I agree. Or, to put it slightly more carefully, we don’t have to reject the scientific claim; rather, we have to reject the claim that the experimental data and hand provide strong evidence for the attached scientific claim (rather than merely evidence consistent with the claim). Recall the distinction between truth and evidence.

Yarkoni also writes:

The mere fact that a previous study has had a large influence on the literature is not a sufficient reason to expend additional resources on replication. On the contrary, the recent movement to replicate influential studies using more robust methods risks making the situation worse, because in cases where such efforts superficially “succeed” (in the sense that they obtain a statistical result congruent with the original), researchers then often draw the incorrect conclusion that the new data corroborate the original claim . . . when in fact the original claim was never supported by the data in the first place.

I agree. This is the sort of impoliteness, or lack of deference, that I think is valuable going forward.

Or, conversely, if we want to be polite and deferential to embodied cognition and himmicanes and air rage and ESP and ages ending in 9 and the critical positivity ratio and all the rest . . . then let’s be just as polite and deferential to all the zillions of unpublished preprints, all the papers that didn’t get into JPSP and Psychological Science and PNAS, etc. Vaccine denial, N rays, spoon bending, whatever. The whole deal. But that way lies madness.

Let me again yield the floor to Yarkoni:

There is an unfortunate cultural norm within psychology (and, to be fair, many other fields) to demand that every research contribution end on a wholly positive or “constructive” note. This is an indefensible expectation that I won’t bother to indulge.

Thank you. I thank Yarkoni for his directness, as earlier I’ve thanked Alexey Guzey, Carol Nickerson, and others for expressing negative attitudes that are sometimes socially shunned.

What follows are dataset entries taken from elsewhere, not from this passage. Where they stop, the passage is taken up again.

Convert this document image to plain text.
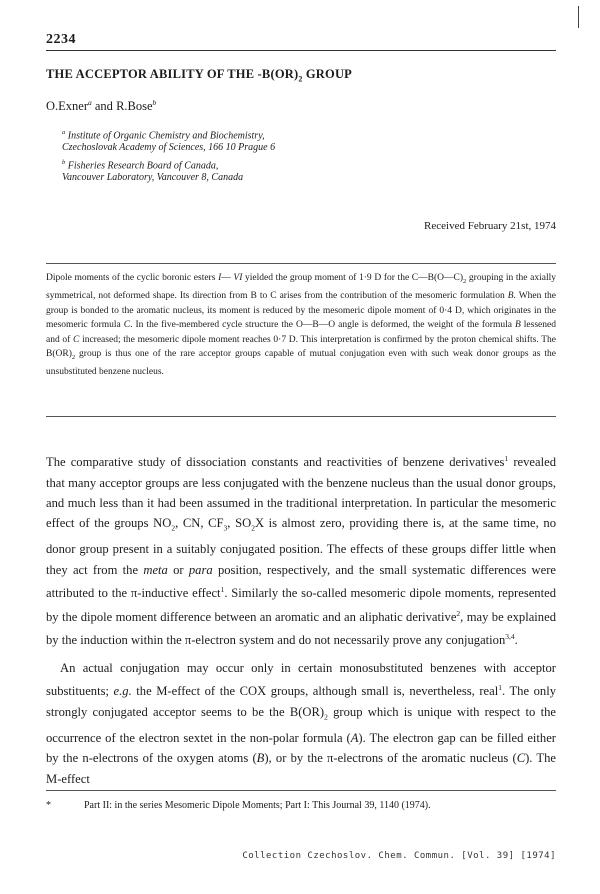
2234
THE ACCEPTOR ABILITY OF THE $-B(OR)_2$ GROUP
O.Exner$^a$ and R.Bose$^b$
$^a$ Institute of Organic Chemistry and Biochemistry,
Czechoslovak Academy of Sciences, 166 10 Prague 6
$^b$ Fisheries Research Board of Canada,
Vancouver Laboratory, Vancouver 8, Canada
Received February 21st, 1974
Dipole moments of the cyclic boronic esters I— VI yielded the group moment of 1·9 D for the $C—B(O—C)_2$ grouping in the axially symmetrical, not deformed shape. Its direction from B to C arises from the contribution of the mesomeric formulation B. When the group is bonded to the aromatic nucleus, its moment is reduced by the mesomeric dipole moment of 0·4 D, which originates in the mesomeric formula C. In the five-membered cycle structure the O—B—O angle is deformed, the weight of the formula B lessened and of C increased; the mesomeric dipole moment reaches 0·7 D. This interpretation is confirmed by the proton chemical shifts. The $B(OR)_2$ group is thus one of the rare acceptor groups capable of mutual conjugation even with such weak donor groups as the unsubstituted benzene nucleus.
The comparative study of dissociation constants and reactivities of benzene derivatives$^1$ revealed that many acceptor groups are less conjugated with the benzene nucleus than the usual donor groups, and much less than it had been assumed in the traditional interpretation. In particular the mesomeric effect of the groups $NO_2$, CN, $CF_3$, $SO_2X$ is almost zero, providing there is, at the same time, no donor group present in a suitably conjugated position. The effects of these groups differ little when they act from the meta or para position, respectively, and the small systematic differences were attributed to the π-inductive effect$^1$. Similarly the so-called mesomeric dipole moments, represented by the dipole moment difference between an aromatic and an aliphatic derivative$^2$, may be explained by the induction within the π-electron system and do not necessarily prove any conjugation$^{3,4}$.
An actual conjugation may occur only in certain monosubstituted benzenes with acceptor substituents; e.g. the M-effect of the COX groups, although small is, nevertheless, real$^1$. The only strongly conjugated acceptor seems to be the $B(OR)_2$ group which is unique with respect to the occurrence of the electron sextet in the non-polar formula (A). The electron gap can be filled either by the n-electrons of the oxygen atoms (B), or by the π-electrons of the aromatic nucleus (C). The M-effect
*	Part II: in the series Mesomeric Dipole Moments; Part I: This Journal 39, 1140 (1974).
Collection Czechoslov. Chem. Commun. [Vol. 39] [1974]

2. I recommend that Yarkoni avoid the use of the terms fixed and random effects as this could confuse people. He uses “fixed” to imply non-varying, which makes a lot of sense, but in economics they use “fixed” to imply unmodeled. In the notation of this 2005 post, he’s using definition 1, and economists are using definition 5. The funny thing is that everyone who uses these terms thinks they’re being clear. But the terms have different meanings for different people. Later on page 7 Yarkoni alludes to definitions 2 and 3. The whole fixed and random thing is a mess.

Conclusion

Let me conclude with the list of recommendations with which Yarkoni concludes:

Draw more conservative inferences

Take descriptive research more seriously

Fit more expansive statistical models

Design with variation in mind

Emphasize variance estimates

Make riskier predictions

Focus on practical predictive utility

I agree. These issues come up not just in psychology but also in political science, pharmacology, and I’m sure lots of other fields as well.